Y mientras los partidos van a los suyo, manteniendo la tensión, los vecinos de Oza lo viven de otra manera. A media tarde en el bar O Argallante, en Oza, triunfa el relax. Los parroquianos toman café completamente ajenos a eso que se cuece a otras alturas y que dicen que les cambiará la vida. «Pois acábome de enterar de que xa se uniron», dice, en el bar, Maricarmen Velo, muy sorprendida porque alguien pregunte su opinión sobre un tema que desconoce.

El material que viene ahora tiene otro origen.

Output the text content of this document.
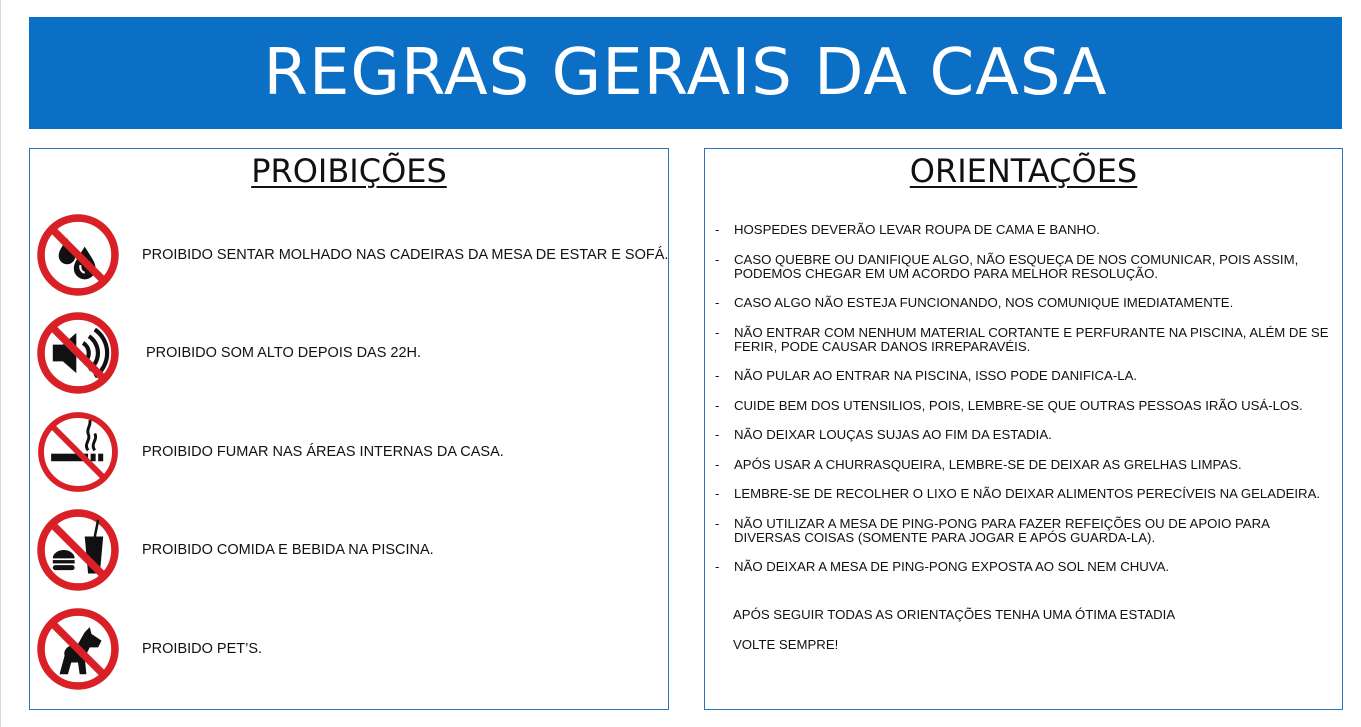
REGRAS GERAIS DA CASA
PROIBIÇÕES
PROIBIDO SENTAR MOLHADO NAS CADEIRAS DA MESA DE ESTAR E SOFÁ.
PROIBIDO SOM ALTO DEPOIS DAS 22H.
PROIBIDO FUMAR NAS ÁREAS INTERNAS DA CASA.
PROIBIDO COMIDA E BEBIDA NA PISCINA.
PROIBIDO PET’S.
ORIENTAÇÕES
- HOSPEDES DEVERÃO LEVAR ROUPA DE CAMA E BANHO.
- CASO QUEBRE OU DANIFIQUE ALGO, NÃO ESQUEÇA DE NOS COMUNICAR, POIS ASSIM, PODEMOS CHEGAR EM UM ACORDO PARA MELHOR RESOLUÇÃO.
- CASO ALGO NÃO ESTEJA FUNCIONANDO, NOS COMUNIQUE IMEDIATAMENTE.
- NÃO ENTRAR COM NENHUM MATERIAL CORTANTE E PERFURANTE NA PISCINA, ALÉM DE SE FERIR, PODE CAUSAR DANOS IRREPARAVÉIS.
- NÃO PULAR AO ENTRAR NA PISCINA, ISSO PODE DANIFICA-LA.
- CUIDE BEM DOS UTENSILIOS, POIS, LEMBRE-SE QUE OUTRAS PESSOAS IRÃO USÁ-LOS.
- NÃO DEIXAR LOUÇAS SUJAS AO FIM DA ESTADIA.
- APÓS USAR A CHURRASQUEIRA, LEMBRE-SE DE DEIXAR AS GRELHAS LIMPAS.
- LEMBRE-SE DE RECOLHER O LIXO E NÃO DEIXAR ALIMENTOS PERECÍVEIS NA GELADEIRA.
- NÃO UTILIZAR A MESA DE PING-PONG PARA FAZER REFEIÇÕES OU DE APOIO PARA DIVERSAS COISAS (SOMENTE PARA JOGAR E APÓS GUARDA-LA).
- NÃO DEIXAR A MESA DE PING-PONG EXPOSTA AO SOL NEM CHUVA.

APÓS SEGUIR TODAS AS ORIENTAÇÕES TENHA UMA ÓTIMA ESTADIA

VOLTE SEMPRE!
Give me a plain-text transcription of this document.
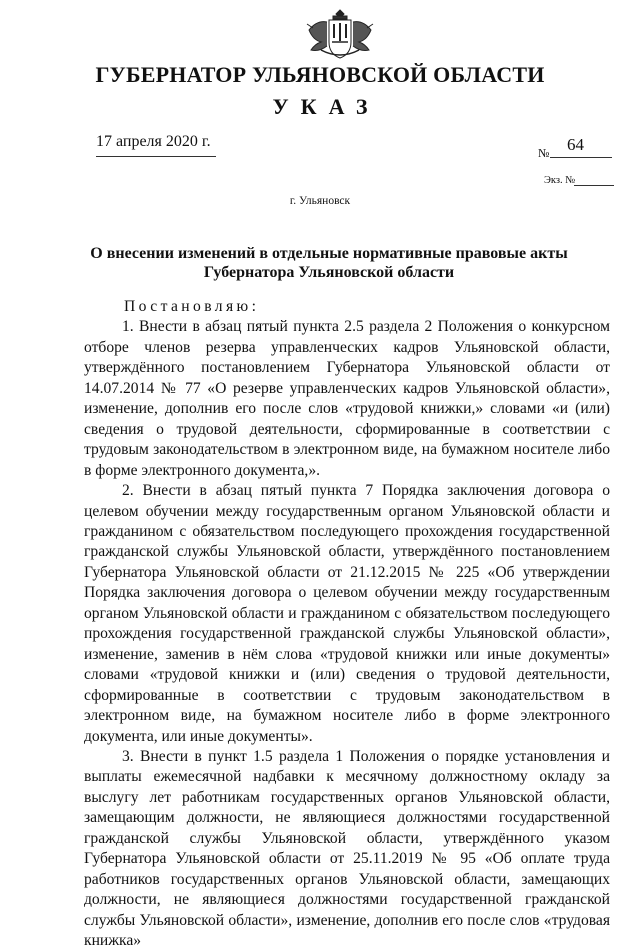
ГУБЕРНАТОР УЛЬЯНОВСКОЙ ОБЛАСТИ
УКАЗ
17 апреля 2020 г.
№ 64
Экз. №
г. Ульяновск
О внесении изменений в отдельные нормативные правовые акты
Губернатора Ульяновской области

Постановляю:

1. Внести в абзац пятый пункта 2.5 раздела 2 Положения о конкурсном отборе членов резерва управленческих кадров Ульяновской области, утверждённого постановлением Губернатора Ульяновской области от 14.07.2014 № 77 «О резерве управленческих кадров Ульяновской области», изменение, дополнив его после слов «трудовой книжки,» словами «и (или) сведения о трудовой деятельности, сформированные в соответствии с трудовым законодательством в электронном виде, на бумажном носителе либо в форме электронного документа,».

2. Внести в абзац пятый пункта 7 Порядка заключения договора о целевом обучении между государственным органом Ульяновской области и гражданином с обязательством последующего прохождения государственной гражданской службы Ульяновской области, утверждённого постановлением Губернатора Ульяновской области от 21.12.2015 № 225 «Об утверждении Порядка заключения договора о целевом обучении между государственным органом Ульяновской области и гражданином с обязательством последующего прохождения государственной гражданской службы Ульяновской области», изменение, заменив в нём слова «трудовой книжки или иные документы» словами «трудовой книжки и (или) сведения о трудовой деятельности, сформированные в соответствии с трудовым законодательством в электронном виде, на бумажном носителе либо в форме электронного документа, или иные документы».

3. Внести в пункт 1.5 раздела 1 Положения о порядке установления и выплаты ежемесячной надбавки к месячному должностному окладу за выслугу лет работникам государственных органов Ульяновской области, замещающим должности, не являющиеся должностями государственной гражданской службы Ульяновской области, утверждённого указом Губернатора Ульяновской области от 25.11.2019 № 95 «Об оплате труда работников государственных органов Ульяновской области, замещающих должности, не являющиеся должностями государственной гражданской службы Ульяновской области», изменение, дополнив его после слов «трудовая книжка»
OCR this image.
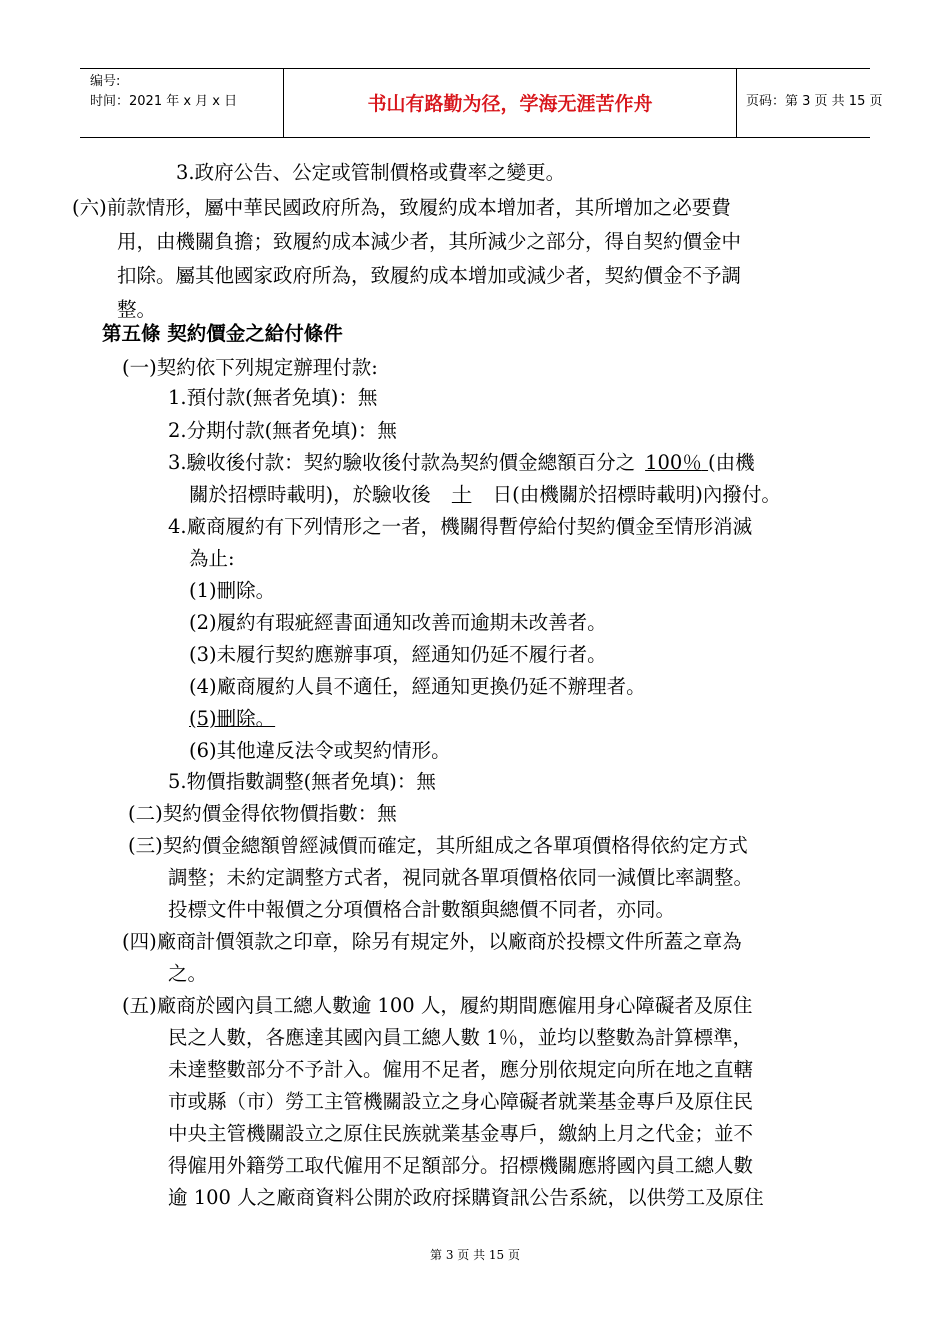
编号:
时间：2021 年 x 月 x 日	书山有路勤为径，学海无涯苦作舟	页码：第 3 页 共 15 页
3.政府公告、公定或管制價格或費率之變更。
(六)前款情形，屬中華民國政府所為，致履約成本增加者，其所增加之必要費
用，由機關負擔；致履約成本減少者，其所減少之部分，得自契約價金中
扣除。屬其他國家政府所為，致履約成本增加或減少者，契約價金不予調
整。
第五條 契約價金之給付條件
(一)契約依下列規定辦理付款:
1.預付款(無者免填)：無
2.分期付款(無者免填)：無
3.驗收後付款：契約驗收後付款為契約價金總額百分之 100％ (由機
關於招標時載明)，於驗收後 十 日(由機關於招標時載明)內撥付。
4.廠商履約有下列情形之一者，機關得暫停給付契約價金至情形消滅
為止:
(1)刪除。
(2)履約有瑕疵經書面通知改善而逾期未改善者。
(3)未履行契約應辦事項，經通知仍延不履行者。
(4)廠商履約人員不適任，經通知更換仍延不辦理者。
(5)刪除。
(6)其他違反法令或契約情形。
5.物價指數調整(無者免填)：無
(二)契約價金得依物價指數：無
(三)契約價金總額曾經減價而確定，其所組成之各單項價格得依約定方式
調整；未約定調整方式者，視同就各單項價格依同一減價比率調整。
投標文件中報價之分項價格合計數額與總價不同者，亦同。
(四)廠商計價領款之印章，除另有規定外，以廠商於投標文件所蓋之章為
之。
(五)廠商於國內員工總人數逾 100 人，履約期間應僱用身心障礙者及原住
民之人數，各應達其國內員工總人數 1％，並均以整數為計算標準，
未達整數部分不予計入。僱用不足者，應分別依規定向所在地之直轄
市或縣（市）勞工主管機關設立之身心障礙者就業基金專戶及原住民
中央主管機關設立之原住民族就業基金專戶，繳納上月之代金；並不
得僱用外籍勞工取代僱用不足額部分。招標機關應將國內員工總人數
逾 100 人之廠商資料公開於政府採購資訊公告系統，以供勞工及原住
第 3 页 共 15 页
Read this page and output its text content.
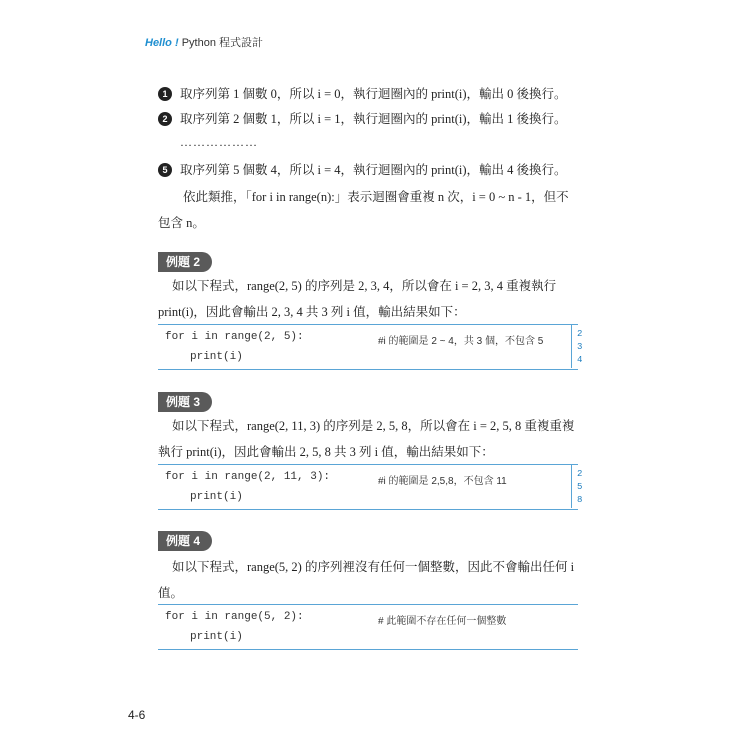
Hello ! Python 程式設計
1 取序列第 1 個數 0，所以 i = 0，執行迴圈內的 print(i)，輸出 0 後換行。
2 取序列第 2 個數 1，所以 i = 1，執行迴圈內的 print(i)，輸出 1 後換行。
………………
5 取序列第 5 個數 4，所以 i = 4，執行迴圈內的 print(i)，輸出 4 後換行。
依此類推，「for i in range(n):」表示迴圈會重複 n 次，i = 0 ~ n - 1，但不包含 n。
例題 2
如以下程式，range(2, 5) 的序列是 2, 3, 4，所以會在 i = 2, 3, 4 重複執行 print(i)，因此會輸出 2, 3, 4 共 3 列 i 值，輸出結果如下：
for i in range(2, 5):
print(i)
#i 的範圍是 2 ~ 4，共 3 個，不包含 5
2
3
4
例題 3
如以下程式，range(2, 11, 3) 的序列是 2, 5, 8，所以會在 i = 2, 5, 8 重複重複執行 print(i)，因此會輸出 2, 5, 8 共 3 列 i 值，輸出結果如下：
for i in range(2, 11, 3):
print(i)
#i 的範圍是 2,5,8，不包含 11
2
5
8
例題 4
如以下程式，range(5, 2) 的序列裡沒有任何一個整數，因此不會輸出任何 i 值。
for i in range(5, 2):
print(i)
# 此範圍不存在任何一個整數
4-6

Ya metida en harina, parece decantarse por la hermandad: «Supoño que será para mellorar, porque aquí hai zonas bastante abandonadas», dice, al tiempo que muestra su sorpresa «porque co pobo non se consultou». Escora hacia el sí porque en Oza, apunta, «poucos servizos temos, nin os mínimos, nin bus, nin taxi...», por lo que entiende que empeorar va a ser difícil y que si el movimiento político «vale para mellorar», pues bien hecho está.
En el resto del local tampoco parecen muy estresados. La trascendencia de esa unión municipal no tiene mucha pinta de encontrar eco en unas casas en las que los vecinos se preocupan de otras cosas. De hecho, el tema no despierta demasiado interés entre los clientes del local. En otros puntos del municipio sí saben de la fusión, pero tampoco parece molestar que se haga o que se deje de hacer. Al fin y al cabo, todos tienen muy claro que pagar, seguirán pagando la contribución y lo que les toque, y regalar, seguirán sin regalarles nada.
En el municipio de Oza y en el de Cesuras el fútbol podrá llenar los bares, pero la fusión parece que levanta menos pasiones. El coche hay que cogerlo igual para hacer gestiones y hasta a algún vecino le quedará más cerca el Ayuntamiento de al lado. Uno que no quiere dar su nombre, socarrón, tiene claro el cambio que supondrá en su vida: «Nun concello ou en dous, pobres imos ser igual».